Generating Sequences With Recurrent Neural Networks
A recurrent neural network is trained on the first 96 MB of enwik8 and tested on the last 4 MB, achieving compression of 1.42 bpc on the training set and 1.33 bpc on the test set. This is quite a good result. I compared several compressors under the same conditions by compressing the first 96 MB, then the complete file and subtracting to get the ratio for the test data.
For durilca'kingsize I included the size of the compressed dictionary EnWiki.dur and UnDur.exe from durilca4_decoder, as tested for the #1 spot on LTCB. Although it uses 13 GB memory for enwik9, it needs only 1.1 GB for enwik8. I did not include the decompresser size for the other programs since they don't use external dictionaries.
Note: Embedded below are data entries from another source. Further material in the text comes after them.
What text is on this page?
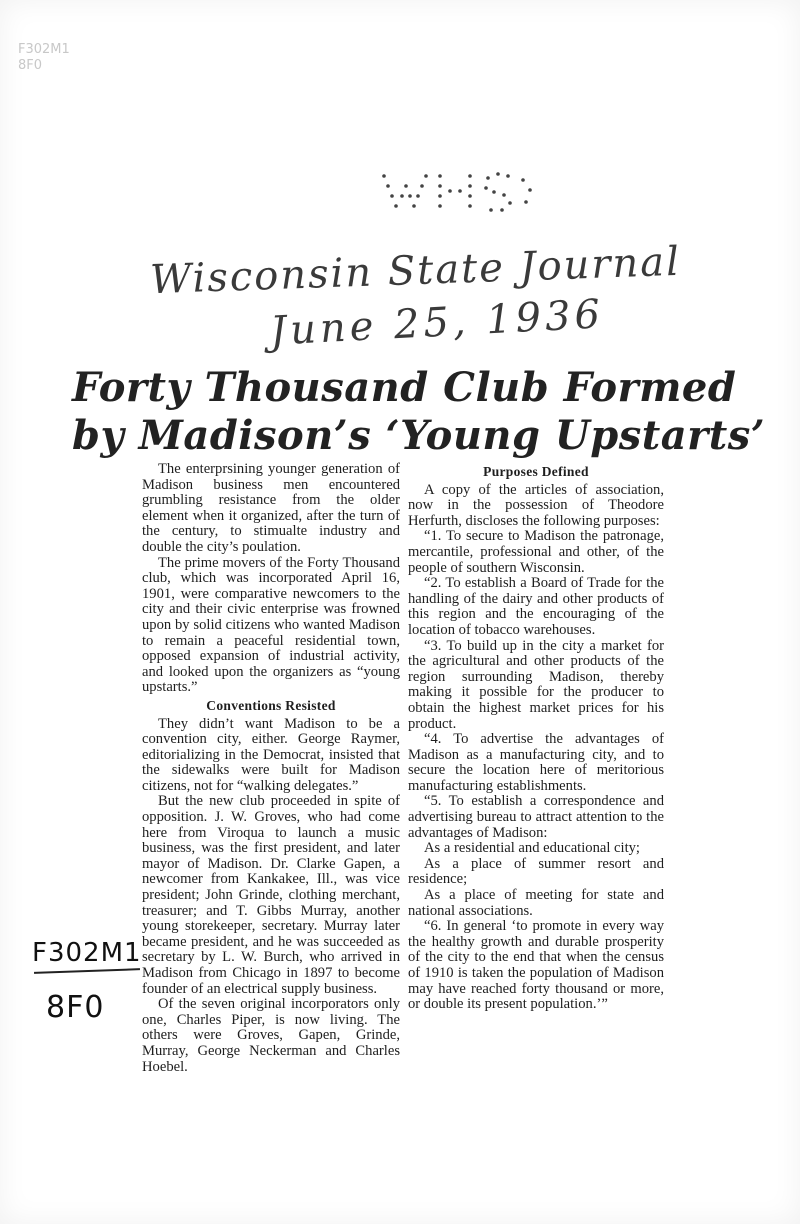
F302M1
8F0
Wisconsin State Journal
June 25, 1936
Forty Thousand Club Formed
by Madison’s ‘Young Upstarts’

The enterprsining younger generation of Madison business men encountered grumbling resistance from the older element when it organized, after the turn of the century, to stimualte industry and double the city’s poulation.

The prime movers of the Forty Thousand club, which was incorporated April 16, 1901, were comparative newcomers to the city and their civic enterprise was frowned upon by solid citizens who wanted Madison to remain a peaceful residential town, opposed expansion of industrial activity, and looked upon the organizers as “young upstarts.”

Conventions Resisted

They didn’t want Madison to be a convention city, either. George Raymer, editorializing in the Democrat, insisted that the sidewalks were built for Madison citizens, not for “walking delegates.”

But the new club proceeded in spite of opposition. J. W. Groves, who had come here from Viroqua to launch a music business, was the first president, and later mayor of Madison. Dr. Clarke Gapen, a newcomer from Kankakee, Ill., was vice president; John Grinde, clothing merchant, treasurer; and T. Gibbs Murray, another young storekeeper, secretary. Murray later became president, and he was succeeded as secretary by L. W. Burch, who arrived in Madison from Chicago in 1897 to become founder of an electrical supply business.

Of the seven original incorporators only one, Charles Piper, is now living. The others were Groves, Gapen, Grinde, Murray, George Neckerman and Charles Hoebel.

Purposes Defined

A copy of the articles of association, now in the possession of Theodore Herfurth, discloses the following purposes:

“1. To secure to Madison the patronage, mercantile, professional and other, of the people of southern Wisconsin.

“2. To establish a Board of Trade for the handling of the dairy and other products of this region and the encouraging of the location of tobacco warehouses.

“3. To build up in the city a market for the agricultural and other products of the region surrounding Madison, thereby making it possible for the producer to obtain the highest market prices for his product.

“4. To advertise the advantages of Madison as a manufacturing city, and to secure the location here of meritorious manufacturing establishments.

“5. To establish a correspondence and advertising bureau to attract attention to the advantages of Madison:

As a residential and educational city;

As a place of summer resort and residence;

As a place of meeting for state and national associations.

“6. In general ‘to promote in every way the healthy growth and durable prosperity of the city to the end that when the census of 1910 is taken the population of Madison may have reached forty thousand or more, or double its present population.’”

F302M1
8F0
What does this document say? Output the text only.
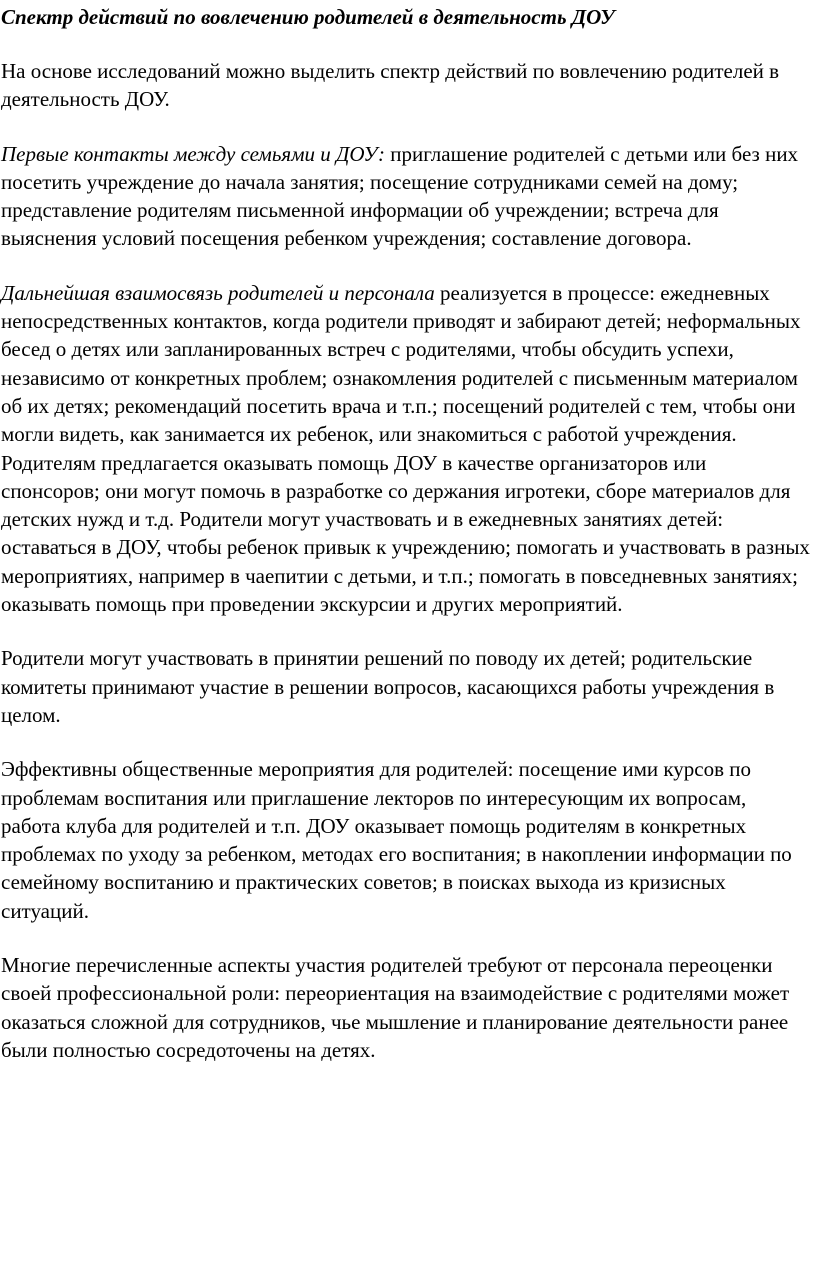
Спектр действий по вовлечению родителей в деятельность ДОУ

На основе исследований можно выделить спектр действий по вовлечению родителей в деятельность ДОУ.

Первые контакты между семьями и ДОУ: приглашение родителей с детьми или без них посетить учреждение до начала занятия; посещение сотрудниками семей на дому; представление родителям письменной информации об учреждении; встреча для выяснения условий посещения ребенком учреждения; составление договора.

Дальнейшая взаимосвязь родителей и персонала реализуется в процессе: ежедневных непосредственных контактов, когда родители приводят и забирают детей; неформальных бесед о детях или запланированных встреч с родителями, чтобы обсудить успехи, независимо от конкретных проблем; ознакомления родителей с письменным материалом об их детях; рекомендаций посетить врача и т.п.; посещений родителей с тем, чтобы они могли видеть, как занимается их ребенок, или знакомиться с работой учреждения. Родителям предлагается оказывать помощь ДОУ в качестве организаторов или спонсоров; они могут помочь в разработке со держания игротеки, сборе материалов для детских нужд и т.д. Родители могут участвовать и в ежедневных занятиях детей: оставаться в ДОУ, чтобы ребенок привык к учреждению; помогать и участвовать в разных мероприятиях, например в чаепитии с детьми, и т.п.; помогать в повседневных занятиях; оказывать помощь при проведении экскурсии и других мероприятий.

Родители могут участвовать в принятии решений по поводу их детей; родительские комитеты принимают участие в решении вопросов, касающихся работы учреждения в целом.

Эффективны общественные мероприятия для родителей: посещение ими курсов по проблемам воспитания или приглашение лекторов по интересующим их вопросам, работа клуба для родителей и т.п. ДОУ оказывает помощь родителям в конкретных проблемах по уходу за ребенком, методах его воспитания; в накоплении информации по семейному воспитанию и практических советов; в поисках выхода из кризисных ситуаций.

Многие перечисленные аспекты участия родителей требуют от персонала переоценки своей профессиональной роли: переориентация на взаимодействие с родителями может оказаться сложной для сотрудников, чье мышление и планирование деятельности ранее были полностью сосредоточены на детях.
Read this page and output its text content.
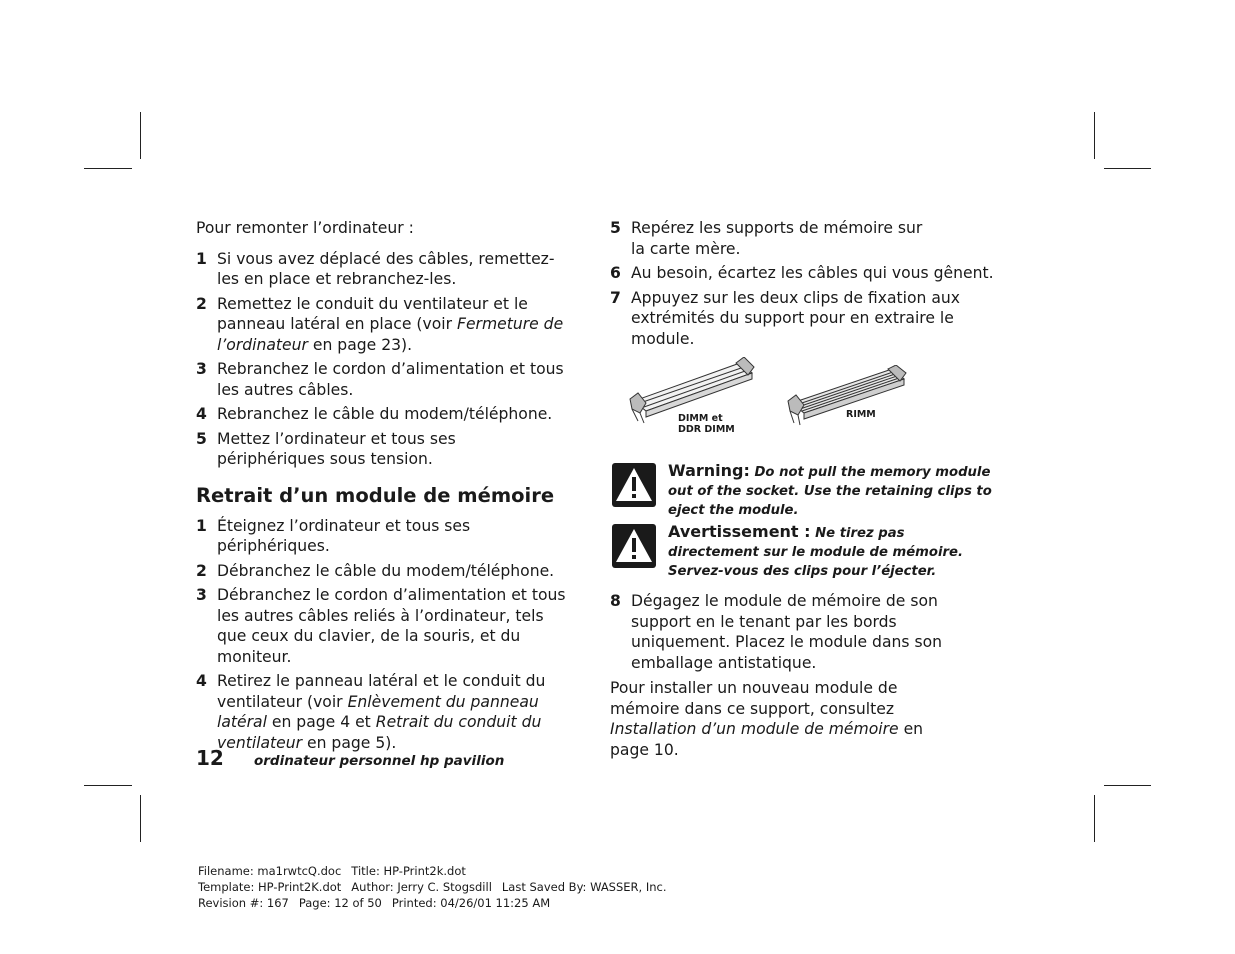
Pour remonter l’ordinateur :

1 Si vous avez déplacé des câbles, remettez-les en place et rebranchez-les.
2 Remettez le conduit du ventilateur et le panneau latéral en place (voir Fermeture de l’ordinateur en page 23).
3 Rebranchez le cordon d’alimentation et tous les autres câbles.
4 Rebranchez le câble du modem/téléphone.
5 Mettez l’ordinateur et tous ses périphériques sous tension.
Retrait d’un module de mémoire
1 Éteignez l’ordinateur et tous ses périphériques.
2 Débranchez le câble du modem/téléphone.
3 Débranchez le cordon d’alimentation et tous les autres câbles reliés à l’ordinateur, tels que ceux du clavier, de la souris, et du moniteur.
4 Retirez le panneau latéral et le conduit du ventilateur (voir Enlèvement du panneau latéral en page 4 et Retrait du conduit du ventilateur en page 5).
5 Repérez les supports de mémoire sur la carte mère.
6 Au besoin, écartez les câbles qui vous gênent.
7 Appuyez sur les deux clips de fixation aux extrémités du support pour en extraire le module.
DIMM et
DDR DIMM
RIMM
Warning: Do not pull the memory module out of the socket. Use the retaining clips to eject the module.
Avertissement : Ne tirez pas directement sur le module de mémoire. Servez-vous des clips pour l’éjecter.
8 Dégagez le module de mémoire de son support en le tenant par les bords uniquement. Placez le module dans son emballage antistatique.

Pour installer un nouveau module de mémoire dans ce support, consultez Installation d’un module de mémoire en page 10.

12	ordinateur personnel hp pavilion
Filename: ma1rwtcQ.doc Title: HP-Print2k.dot
Template: HP-Print2K.dot Author: Jerry C. Stogsdill Last Saved By: WASSER, Inc.
Revision #: 167 Page: 12 of 50 Printed: 04/26/01 11:25 AM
train test bits per character
1.668 1.537 bsc -b100
1.626 1.528 zpaq -m 57
1.528 1.427 ppmonstr -o16 -m1700
1.531 1.426 zpaq -m 67
1.494 1.384 nanozip -cc -m1.6g
1.42 1.33 RNN (from paper)
1.334 1.202 durilca'kingsize_4 -o32 -m3500 -t2
He uses a neural network with 204 input neurons (one for each character that appears at least once), 7 hidden layers with 100 long short-term memory (LTSM) cells each, and one output layer with 204 neurons. The input neuron representing the current character is set to 1 and all others to 0. The output after normalization is the probability distribution of the next character.
LSTM cells have a gated feedback loop to retain state information and also gated inputs and outputs, each gate controlled by a separate weight matrix from the input layer and all previous hidden layers. The output layer also receives input from all 7 hidden layers. These extra connections speed up back propagation. Weights are trained by gradient descent to minimize coding cost (like paq8 and zpaq) rather than RSME error. The weights are trained in 4 epochs with a learning rate of 0.0001 and momentum of 0.9. Weights are clamped to [-1, 1]. Weights were updated every 100 characters and the LTSM cell states were reset every 10K characters. Training continues on the test set in a single pass; without this training, the static model only compresses to 1.67 bpc.